No neighborhood has transformed quite like the Lower East Side. In the 1840s, it was known as Kleindeutschland, or “Little Germany”. In the 1920s, it was the center of Jewish immigrant culture. In the 1970s, parts of the neighborhood became Chinatown with the arrival of Chinese immigrants. Today, it is a predominantly Puerto Rican and Dominican community. The neighborhood holds generations of immigrant stories, and the Lower East Side Tenement Museum tells the tales of ordinary families who lived in tenements on Orchard Street.
The Hard Times: 1880s tour transports visitors to a time when the Lower East Side was primarily occupied by German immigrants. The tour starts on the second floor of the Tenement Museum building on 97 Orchard Street where the Gumpertz family lived. A tenement is essentially an apartment. However, the term became synonymous with slum housing because many tenements in New York were overcrowded with poor sanitation. According to the 1870 Census, Natalie Gumpertz and her husband Julius Gumpertz were living here with their two daughters, and Natalie was left alone with an additional child to care for by 1880. Standing in the recreated 300-square feet apartment, one can imagine the single mother working on the sewing machine in the parlor, cooking on the coal stove in the kitchen, sleeping in the bedroom which shares a thin wooden fire door with her neighbors, and juggling chores and childcare in the meantime.

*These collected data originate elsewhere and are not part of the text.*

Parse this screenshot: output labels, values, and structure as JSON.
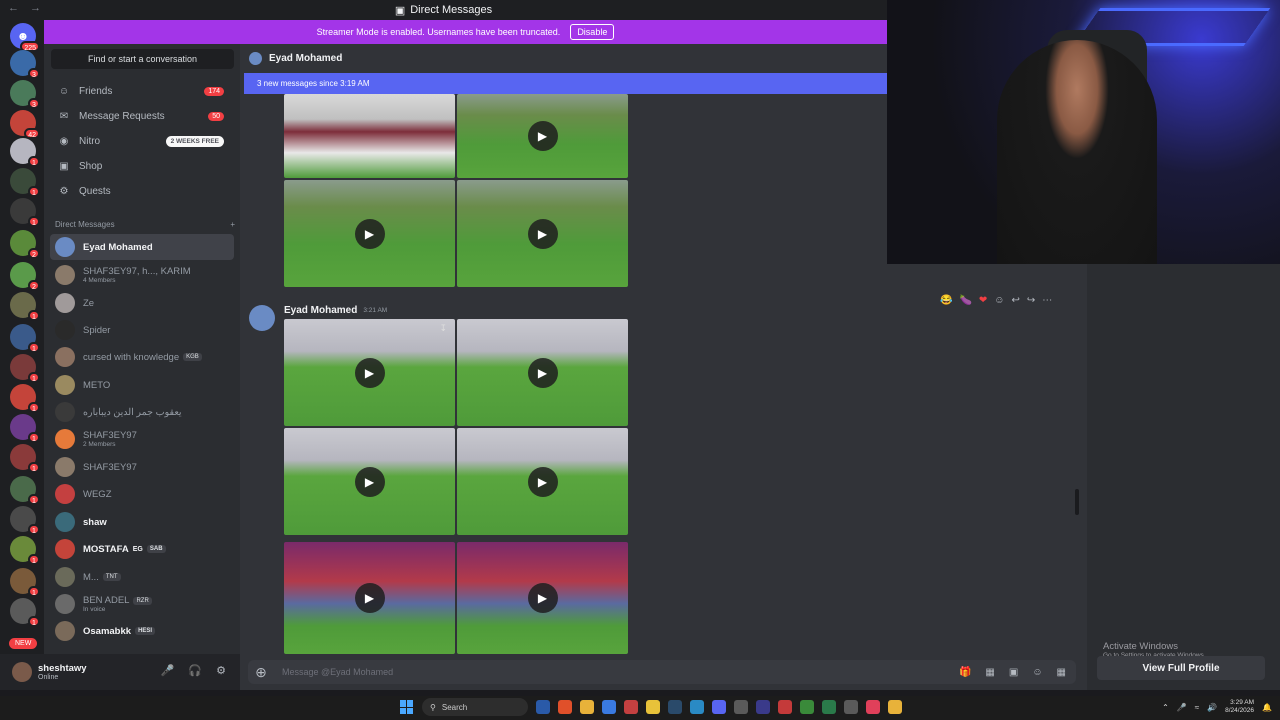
{
  "window": {
    "title": "Direct Messages",
    "nav": "← →"
  },
  "banner": {
    "text": "Streamer Mode is enabled. Usernames have been truncated.",
    "button": "Disable"
  },
  "rail": {
    "home_badge": "225",
    "servers": [
      {
        "badge": "3",
        "color": "#3a6aa8"
      },
      {
        "badge": "3",
        "color": "#4a7a5a"
      },
      {
        "badge": "42",
        "color": "#c4443a"
      },
      {
        "badge": "1",
        "color": "#b6b6c0"
      },
      {
        "badge": "1",
        "color": "#3a4a3a"
      },
      {
        "badge": "1",
        "color": "#3a3a3a"
      },
      {
        "badge": "2",
        "color": "#5a8a3a"
      },
      {
        "badge": "2",
        "color": "#5a9a4a"
      },
      {
        "badge": "1",
        "color": "#6a6a4a"
      },
      {
        "badge": "1",
        "color": "#3a5a8a"
      },
      {
        "badge": "1",
        "color": "#7a3a3a"
      },
      {
        "badge": "1",
        "color": "#c4443a"
      },
      {
        "badge": "1",
        "color": "#6a3a8a"
      },
      {
        "badge": "1",
        "color": "#8a3a3a"
      },
      {
        "badge": "1",
        "color": "#4a6a4a"
      },
      {
        "badge": "1",
        "color": "#4a4a4a"
      },
      {
        "badge": "1",
        "color": "#6a8a3a"
      },
      {
        "badge": "1",
        "color": "#7a5a3a"
      },
      {
        "badge": "1",
        "color": "#5a5a5a"
      }
    ],
    "new_label": "NEW"
  },
  "sidebar": {
    "search_label": "Find or start a conversation",
    "nav": [
      {
        "label": "Friends",
        "icon": "friends-icon",
        "count": "174"
      },
      {
        "label": "Message Requests",
        "icon": "mail-icon",
        "count": "50"
      },
      {
        "label": "Nitro",
        "icon": "nitro-icon",
        "pill": "2 WEEKS FREE"
      },
      {
        "label": "Shop",
        "icon": "shop-icon"
      },
      {
        "label": "Quests",
        "icon": "quests-icon"
      }
    ],
    "dm_header": "Direct Messages",
    "dm_add": "+",
    "dms": [
      {
        "name": "Eyad Mohamed",
        "color": "#6a8bc4",
        "active": true
      },
      {
        "name": "SHAF3EY97, h..., KARIM",
        "sub": "4 Members",
        "color": "#8a7a6a"
      },
      {
        "name": "Ze",
        "color": "#a09a9a"
      },
      {
        "name": "Spider",
        "color": "#2a2a2a"
      },
      {
        "name": "cursed with knowledge",
        "tag": "KGB",
        "color": "#8a7060"
      },
      {
        "name": "METO",
        "color": "#9a8a60"
      },
      {
        "name": "يعقوب جمر الدين ديباباره",
        "color": "#3a3a3a"
      },
      {
        "name": "SHAF3EY97",
        "sub": "2 Members",
        "color": "#e67a3a"
      },
      {
        "name": "SHAF3EY97",
        "color": "#8a7a6a"
      },
      {
        "name": "WEGZ",
        "color": "#c44040"
      },
      {
        "name": "shaw",
        "color": "#3a6a7a",
        "bold": true
      },
      {
        "name": "MOSTAFA",
        "tag": "SAB",
        "region": "EG",
        "color": "#c4443a",
        "bold": true
      },
      {
        "name": "M...",
        "tag": "TNT",
        "color": "#6a6a5a"
      },
      {
        "name": "BEN ADEL",
        "tag": "RZR",
        "sub": "In voice",
        "color": "#6a6a6a"
      },
      {
        "name": "Osamabkk",
        "tag": "HESI",
        "color": "#7a6a5a",
        "bold": true
      }
    ]
  },
  "user": {
    "name": "sheshtawy",
    "status": "Online"
  },
  "chat": {
    "recipient": "Eyad Mohamed",
    "new_messages": "3 new messages since 3:19 AM",
    "message_author": "Eyad Mohamed",
    "message_time": "3:21 AM",
    "composer_placeholder": "Message @Eyad Mohamed"
  },
  "right_panel": {
    "activate_title": "Activate Windows",
    "activate_sub": "Go to Settings to activate Windows.",
    "view_profile": "View Full Profile"
  },
  "taskbar": {
    "search": "Search",
    "time": "3:29 AM",
    "date": "8/24/2026"
  }
}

The second part of the tour takes place in the basement of the building. John and Caroline Schneider lived in the apartment in the rear and operated the Schneider’s Lager Beer Saloon in the front from 1864 to 1886. Different from men-only bars run by White Anglo-Saxon Americans in other parts of the city at the time, German saloons were a social place for families to enjoy drinks and food. The apartment was also an extension of the Schneiders’ social life. John hosted club meetings in the living room to discuss political agendas with men while women and children chatted in the saloon. The basement was an important community space, and the tenants even worked together to keep it in operation when the city prohibited saloons to be in business on Sundays.
Parts of the building are purposely left in the dilapidated condition the museum found them in. The peeling walls revealed on average forty layers of wallpaper, each with a unique story like that of the Gumpertzes or the Schneiders. These recreated apartments show how far building codes have evolved. Now, ventilation, daylight, heating and cooling, and water are basic amenities that were unimaginable in the 1880s. It is important that these immigrant stories are kept alive, to serve as a reminder of the past and an opportunity to learn from history.